Out of the corner of her eye she checked, Ben in his car seat, still asleep, out of harm’s way, and then she tugged again, both hands. A fingernail splintered and the drawer flew free, spraying stuff everywhere, unopened bills, cards, photographs on the floor and on top of Fran as she staggered back and sat, hard, on the linoleum. The drawer landed on her shin with a crack and in his padded nest Ben gave a violent start and opened his mouth to wail. She lay back a moment, holding her breath, ready to sob herself with the pain in her shin, ready to lie face down on the dirty floor – but there was no cry and when she looked Ben’s mouth had closed again.
Righting herself, Fran got to her knees over the mess and began to gather it up. Standing then, with the pile crushed against her, she stopped. She had heard nothing, but she felt the cold on the backs of her legs and in that instant she realised that she hadn’t driven the bolt home again coming in from the bins, she hadn’t turned the key. She stopped, she froze. She couldn’t move.
On top of the pile of papers in her arms an old photograph with curled corners stared back up at her, a faded image. Behind her the door closed. She couldn’t turn around. She turned around.
‘Fran?’
The voice shook. It was Rob. At last. She took a step toward him, she looked.
He was so pale his eyes looked like black holes, the raw-boned hands that emerged from the sleeves of his all-weather jacket were freezing, trembling. It took her a second to understand that he was the one that was terrified, not her.
Awkwardly she stepped towards him and put her arms around him. At first he stiffened and then she felt his head rest on her shoulder. ‘It’s all right,’ she said.

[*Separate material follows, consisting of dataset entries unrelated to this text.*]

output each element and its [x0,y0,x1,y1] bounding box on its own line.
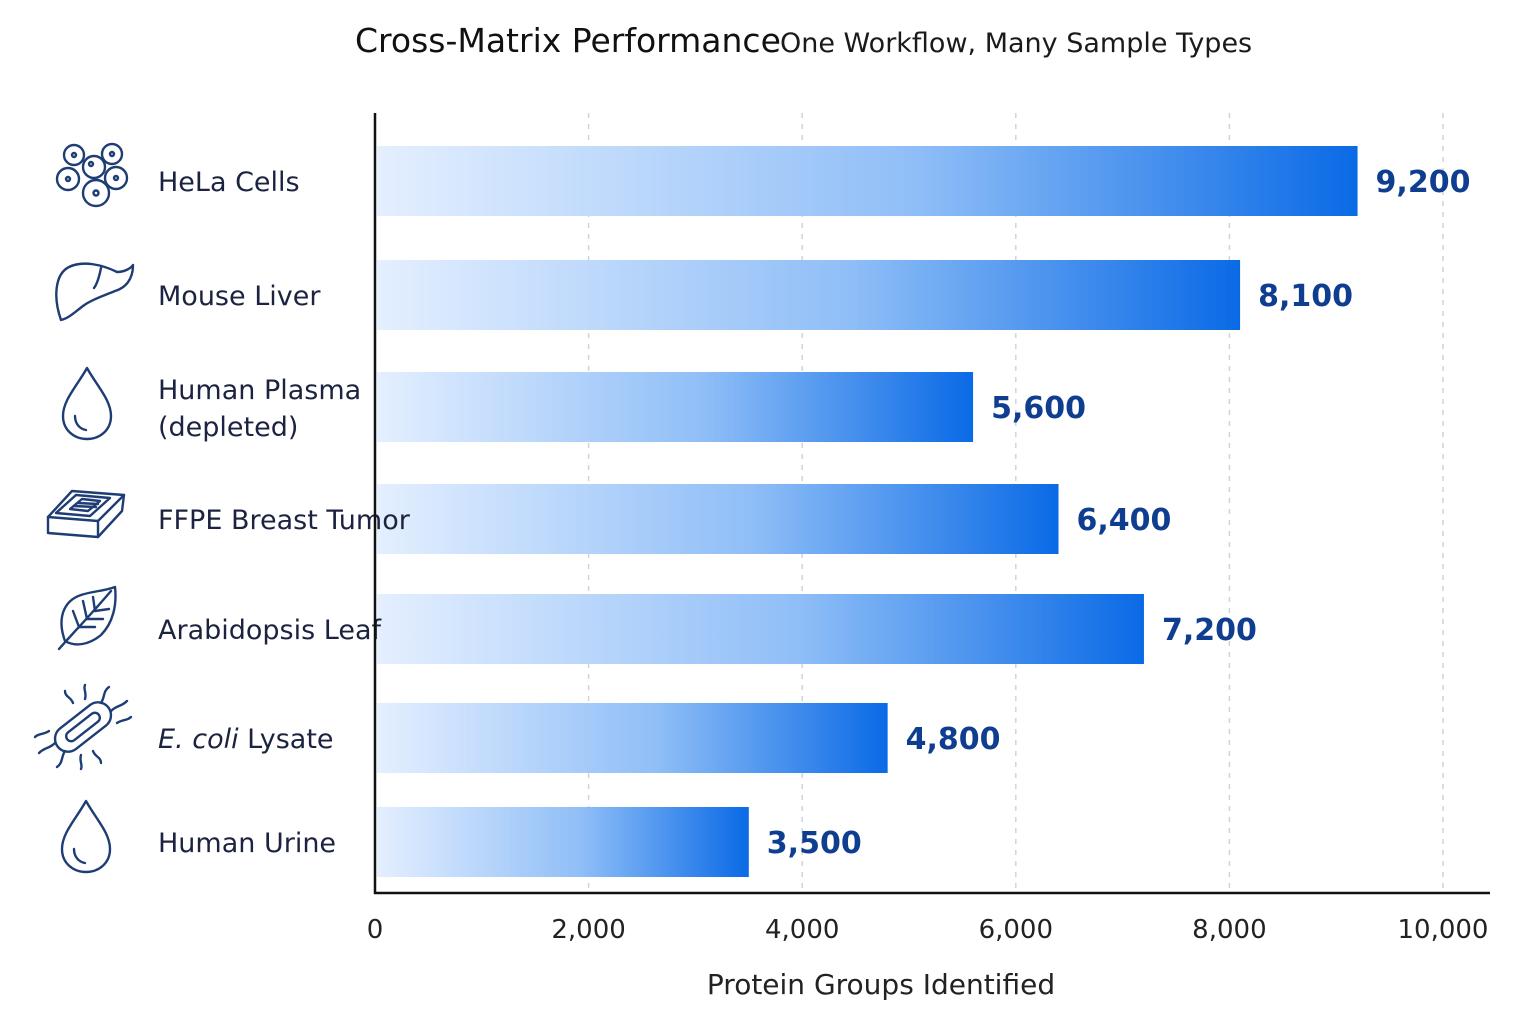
bar [377,807,749,877]
bars [377,146,1358,877]
droplet-icon [61,366,113,441]
chart-subtitle: One Workflow, Many Sample Types [780,28,1252,59]
bar [377,372,974,442]
category-labels: HeLa Cells Mouse Liver Human Plasma (deplet… [158,167,411,859]
liver-icon [55,262,135,322]
tissue-cassette-icon [46,489,126,539]
x-tick-label: 4,000 [765,915,839,945]
x-tick-labels: 0 2,000 4,000 6,000 8,000 10,000 [367,915,1489,945]
category-label: E. coli Lysate [158,724,334,755]
chart-title: Cross-Matrix Performance [355,21,781,60]
bar [377,146,1358,216]
value-labels: 9,200 8,100 5,600 6,400 7,200 4,800 3,500 [767,165,1471,861]
droplet-icon [60,799,112,874]
bar [377,484,1059,554]
category-label: FFPE Breast Tumor [158,505,411,536]
category-label: Human Plasma [158,375,361,406]
value-label: 9,200 [1376,165,1471,200]
x-tick-label: 8,000 [1192,915,1266,945]
bacterium-icon [33,683,133,771]
category-label: Arabidopsis Leaf [158,615,382,646]
value-label: 3,500 [767,826,862,861]
category-label: (depleted) [158,412,298,443]
bar [377,703,888,773]
leaf-icon [57,585,117,651]
value-label: 8,100 [1258,279,1353,314]
bar [377,260,1241,330]
category-label: Mouse Liver [158,281,321,312]
x-tick-label: 0 [367,915,384,945]
x-tick-label: 2,000 [551,915,625,945]
category-label: Human Urine [158,828,336,859]
x-axis-title: Protein Groups Identified [707,968,1055,1001]
bar [377,594,1144,664]
category-icons [33,142,135,874]
category-label: HeLa Cells [158,167,300,198]
value-label: 7,200 [1162,613,1257,648]
x-tick-label: 10,000 [1398,915,1489,945]
value-label: 6,400 [1077,503,1172,538]
cells-icon [55,142,129,208]
value-label: 5,600 [991,391,1086,426]
x-tick-label: 6,000 [979,915,1053,945]
value-label: 4,800 [906,722,1001,757]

They’d been together not more than a month when Nathan had introduced her to Rob, leading her through the etched glass door of a Victorian pub buried away out to the east. They’d passed windswept plazas of new-build apartment housing on the way, the glass and steel towers of the city visible over the river, but the pub had been passed over for development and forgotten, sitting humbly on a corner between thirties tenements.
And then there was Rob, squeezed into a velveteen corner with a pint in front of him, looking up, apologetic. Fran could remember the warmth she’d felt when Nathan said that, his hand in hers. It all felt so safe: the dusty down-at-heel gloom of the pub, the skinny best friend, not much more than a boy himself in his football shirt and anorak and oversized trainers. Poor Rob.
‘Here she is,’ Nathan said, and Rob hovered between standing and sitting, offering a hand. Nathan turned to the bar.
‘I’ve heard all about you,’ he said and she grimaced.
‘Do I pass?’ she whispered, apologetically. ‘Sounds like you’re the man I have to impress.’ And Rob had blushed and bobbed his head and smiled, quick, shy, unexpected, a wide child’s smile.
Nathan came back, his hands full of drinks, and setting them down said, ‘What do you think of her then,’ he said, ‘my fiancée?’ And she’d just grabbed the glass and taken a drink, because she didn’t know if it had been a joke. Barely a month and he was calling her that.
She couldn’t remember what they’d talked about: a build; some walking holiday Rob had been on. She remembered the look Nathan gave her though, a quick apologetic glance across Rob’s shoulders, then another one, exhilarated, when he saw she was up for it,
yes
.
Rob had just made to stand up and buy a round when Nathan’s phone had gone off and looking at it he had said to Fran, ‘Got to take this, sorry, work.’ Then to Rob, ‘It’s Julian.’ Rob nodding, barely breaking his stride towards the bar.
Whatever the call had been about it hadn’t taken long, because Rob hadn’t even set his round back down on the table when Nathan reappeared.